The Legend of Zelda and Me

Four months after I was born Nintendo launched The Legend of Zelda series. Twenty five years on and Zelda is still going strong - as am I, thanks for asking. Much like a treasured object or loyal family pet, the Zelda franchise has always been there for me.


My first encounter with Link was in 1989, personified by a whiny, petulant kid with an annoying catchphrase: “Excuuuuuuse me Princess!”


Despite the appalling voice acting in the animated series, my love for the character blossomed when I actually played The Legend of Zelda: A Link to the Past on the SNES, for the first time. I distinctly recall the overwhelming sense of pride upon fully completing the game and boasting to all my friends about it - only to discover that the majority (and by that I mean all) of them didn’t really care. They were more concerned with dolls or painting nails and aged nine there was no way I was going to boys about it!


From then on I consumed every Zelda game released. The series taught me to appreciate my own company, identifying with the central character [Link] and his core morals and sense of adventure. This somehow seeped into my school life and I used to find myself daydreaming about cutting grass, searching for Rupees and throwing chickens at locals, all the while shouting HYAH! Incidentally, had you asked me back then what my favourite colour was I would have said green and explained it was because of Link’s costume - ask me now, the answer's still green.

Naturally, RPG adventure games became my preferred gaming genre and during my teens I revelled in their immersive, escapist quality. But I always came back to Zelda and one of my favourite games (ever) is The Legend of Zelda: Ocarina of Time. It’s also the only reason I bought a Wii... and arguably, the GameCube. In fact, let’s just assume every time a Nintendo console was released I bought it with the sole intention of purchasing and playing the Zelda title. And in between releases I sketched sheets of fan art and manipulated the parameters of my Textiles A-Level assignment to craft a replica Princess Zelda costume - reading that back I just face-palmed myself and muttered, “I’m so lame.”

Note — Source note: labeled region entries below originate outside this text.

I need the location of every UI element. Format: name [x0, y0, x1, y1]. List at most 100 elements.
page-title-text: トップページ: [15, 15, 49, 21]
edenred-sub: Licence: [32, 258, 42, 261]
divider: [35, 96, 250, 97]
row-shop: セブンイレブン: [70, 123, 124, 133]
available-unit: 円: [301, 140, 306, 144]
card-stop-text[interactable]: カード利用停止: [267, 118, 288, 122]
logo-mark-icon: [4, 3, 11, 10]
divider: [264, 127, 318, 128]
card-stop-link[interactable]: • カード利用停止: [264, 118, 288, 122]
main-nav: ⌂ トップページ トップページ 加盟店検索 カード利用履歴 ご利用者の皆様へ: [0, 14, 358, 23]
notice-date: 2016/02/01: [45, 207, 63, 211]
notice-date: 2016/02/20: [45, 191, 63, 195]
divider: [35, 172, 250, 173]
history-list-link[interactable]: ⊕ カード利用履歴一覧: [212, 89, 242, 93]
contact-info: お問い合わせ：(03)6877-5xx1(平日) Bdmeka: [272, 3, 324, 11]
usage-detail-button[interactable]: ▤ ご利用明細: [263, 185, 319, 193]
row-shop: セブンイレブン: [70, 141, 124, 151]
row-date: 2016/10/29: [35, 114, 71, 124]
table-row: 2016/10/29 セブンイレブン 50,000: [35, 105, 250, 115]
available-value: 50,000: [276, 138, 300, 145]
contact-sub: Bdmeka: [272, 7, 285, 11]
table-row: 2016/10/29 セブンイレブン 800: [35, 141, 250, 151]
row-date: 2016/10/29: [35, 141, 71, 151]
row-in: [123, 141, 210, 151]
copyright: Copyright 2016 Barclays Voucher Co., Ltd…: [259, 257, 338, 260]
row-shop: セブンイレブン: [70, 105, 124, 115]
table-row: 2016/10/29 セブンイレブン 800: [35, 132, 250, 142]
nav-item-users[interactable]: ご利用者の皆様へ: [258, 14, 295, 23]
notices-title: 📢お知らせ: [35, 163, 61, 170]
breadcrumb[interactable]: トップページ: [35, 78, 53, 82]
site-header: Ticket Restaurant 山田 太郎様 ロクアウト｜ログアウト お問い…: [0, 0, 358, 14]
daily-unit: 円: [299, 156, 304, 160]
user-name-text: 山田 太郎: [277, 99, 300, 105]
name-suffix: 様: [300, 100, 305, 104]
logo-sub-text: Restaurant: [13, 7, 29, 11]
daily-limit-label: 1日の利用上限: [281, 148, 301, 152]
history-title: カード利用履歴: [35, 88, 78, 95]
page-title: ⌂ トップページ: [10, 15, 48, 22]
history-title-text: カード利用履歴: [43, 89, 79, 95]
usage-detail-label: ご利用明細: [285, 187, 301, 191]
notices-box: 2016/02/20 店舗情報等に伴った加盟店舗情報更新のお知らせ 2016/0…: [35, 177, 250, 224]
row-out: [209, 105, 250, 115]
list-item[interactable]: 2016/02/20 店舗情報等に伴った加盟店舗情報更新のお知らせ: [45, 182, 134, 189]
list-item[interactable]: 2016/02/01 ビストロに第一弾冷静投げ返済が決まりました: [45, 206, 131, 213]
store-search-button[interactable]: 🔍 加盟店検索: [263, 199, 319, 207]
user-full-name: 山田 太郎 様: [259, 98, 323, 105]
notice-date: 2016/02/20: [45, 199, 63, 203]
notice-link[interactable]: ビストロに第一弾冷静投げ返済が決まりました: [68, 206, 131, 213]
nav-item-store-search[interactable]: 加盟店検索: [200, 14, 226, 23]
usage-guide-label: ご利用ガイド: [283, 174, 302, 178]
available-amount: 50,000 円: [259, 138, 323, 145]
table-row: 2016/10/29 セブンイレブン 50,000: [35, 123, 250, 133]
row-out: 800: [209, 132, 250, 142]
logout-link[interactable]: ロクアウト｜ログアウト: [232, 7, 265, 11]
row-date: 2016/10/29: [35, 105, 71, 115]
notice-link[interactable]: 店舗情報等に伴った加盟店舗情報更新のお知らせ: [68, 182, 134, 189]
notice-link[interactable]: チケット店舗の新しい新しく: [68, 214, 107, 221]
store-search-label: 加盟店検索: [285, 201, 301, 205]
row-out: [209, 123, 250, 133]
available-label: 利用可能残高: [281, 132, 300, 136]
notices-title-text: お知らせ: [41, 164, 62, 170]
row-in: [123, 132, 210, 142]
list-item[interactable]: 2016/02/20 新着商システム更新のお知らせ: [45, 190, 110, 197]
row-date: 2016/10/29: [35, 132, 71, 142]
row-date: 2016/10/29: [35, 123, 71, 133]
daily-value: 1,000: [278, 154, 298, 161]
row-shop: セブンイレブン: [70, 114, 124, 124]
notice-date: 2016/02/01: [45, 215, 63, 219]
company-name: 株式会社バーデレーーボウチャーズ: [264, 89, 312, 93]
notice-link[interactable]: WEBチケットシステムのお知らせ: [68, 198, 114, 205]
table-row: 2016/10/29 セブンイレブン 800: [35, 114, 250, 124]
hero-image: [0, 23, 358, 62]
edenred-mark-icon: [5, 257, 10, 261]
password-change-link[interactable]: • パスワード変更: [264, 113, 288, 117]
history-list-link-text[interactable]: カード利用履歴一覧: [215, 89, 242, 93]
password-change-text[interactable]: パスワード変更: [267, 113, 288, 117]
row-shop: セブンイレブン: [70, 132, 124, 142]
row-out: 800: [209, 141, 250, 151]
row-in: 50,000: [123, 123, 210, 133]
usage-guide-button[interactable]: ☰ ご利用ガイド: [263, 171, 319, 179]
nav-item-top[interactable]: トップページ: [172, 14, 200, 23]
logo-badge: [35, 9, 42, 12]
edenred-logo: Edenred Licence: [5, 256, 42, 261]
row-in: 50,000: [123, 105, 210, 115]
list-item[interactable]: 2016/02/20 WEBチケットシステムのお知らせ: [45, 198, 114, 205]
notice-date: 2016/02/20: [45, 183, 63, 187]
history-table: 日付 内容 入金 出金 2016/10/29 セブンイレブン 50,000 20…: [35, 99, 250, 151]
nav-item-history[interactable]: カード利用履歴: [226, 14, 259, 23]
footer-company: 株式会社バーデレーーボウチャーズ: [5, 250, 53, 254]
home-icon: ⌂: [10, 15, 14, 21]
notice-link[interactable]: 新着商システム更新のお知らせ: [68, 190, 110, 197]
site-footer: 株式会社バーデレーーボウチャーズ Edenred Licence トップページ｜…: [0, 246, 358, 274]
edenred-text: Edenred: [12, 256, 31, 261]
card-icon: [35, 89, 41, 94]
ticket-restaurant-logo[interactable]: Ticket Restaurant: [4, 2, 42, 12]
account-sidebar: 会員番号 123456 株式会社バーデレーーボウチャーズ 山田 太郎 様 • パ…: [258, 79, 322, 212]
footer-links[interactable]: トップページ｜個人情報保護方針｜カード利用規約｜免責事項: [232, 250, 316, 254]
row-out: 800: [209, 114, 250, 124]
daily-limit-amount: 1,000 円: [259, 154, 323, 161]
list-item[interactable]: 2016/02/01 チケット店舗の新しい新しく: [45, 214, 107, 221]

It probably reached a peak when I investigated the possibility of a Triforce tattoo - only to discover the vast quantity of gamers who had already done the same. As all Zelda fans know, the Triforce is a profound symbol and each part stands for a particular trait: Link represents Courage, Zelda is Wisdom and Ganon, Power. These three words became my mantra and I tried to possess them in equal measure. Whilst growing up, courage helped me to overcome fears and take risks. I channelled power to help me be strong when things got me down and I yearned for wisdom in all its forms, even now. See? Talking about it again makes me want the tattoo!


There is one thing that worries me. Zelda’s twenty five years old, will my kids and I be playing a new Zelda game in another twenty five years? Part of me hopes so but it fuels a growing concern that there hasn’t really been a successful original Nintendo title in years. I’ve owned all their consoles and most of their handhelds and every time it’s the same game franchises resurfacing with improved graphics. I don’t want to be bored of Link’s adventures but I often wonder if I only play Zelda games for the nostalgia they bring me.


At E3, Nintendo announced their new console; the stupidly named Wii U- suffice to say, I wasn’t too impressed. The technology is dated and the controller is the size of an iPad but when I saw the footage from the Zelda game I didn’t care, I wanted a Wii U!

I guess you can see my dilemma, maybe you’re suffering in the same way. Applying the series mantra, I have the wisdom of years of gaming to know that the game will undoubtedly be awesome; I also possess the power to buy it (thank you full-time wage); I just don’t think I have the courage anymore to take a risk on a console when there’s only one game I want on it, no matter how great the effect it’s had on me. Could this be the first Zelda game I don’t play?! I honestly can’t answer this but the thought terrifies me and I don’t like it one bit.
Who am I kidding? I’ll be eating these words next year. Damn you, Miyamoto-san!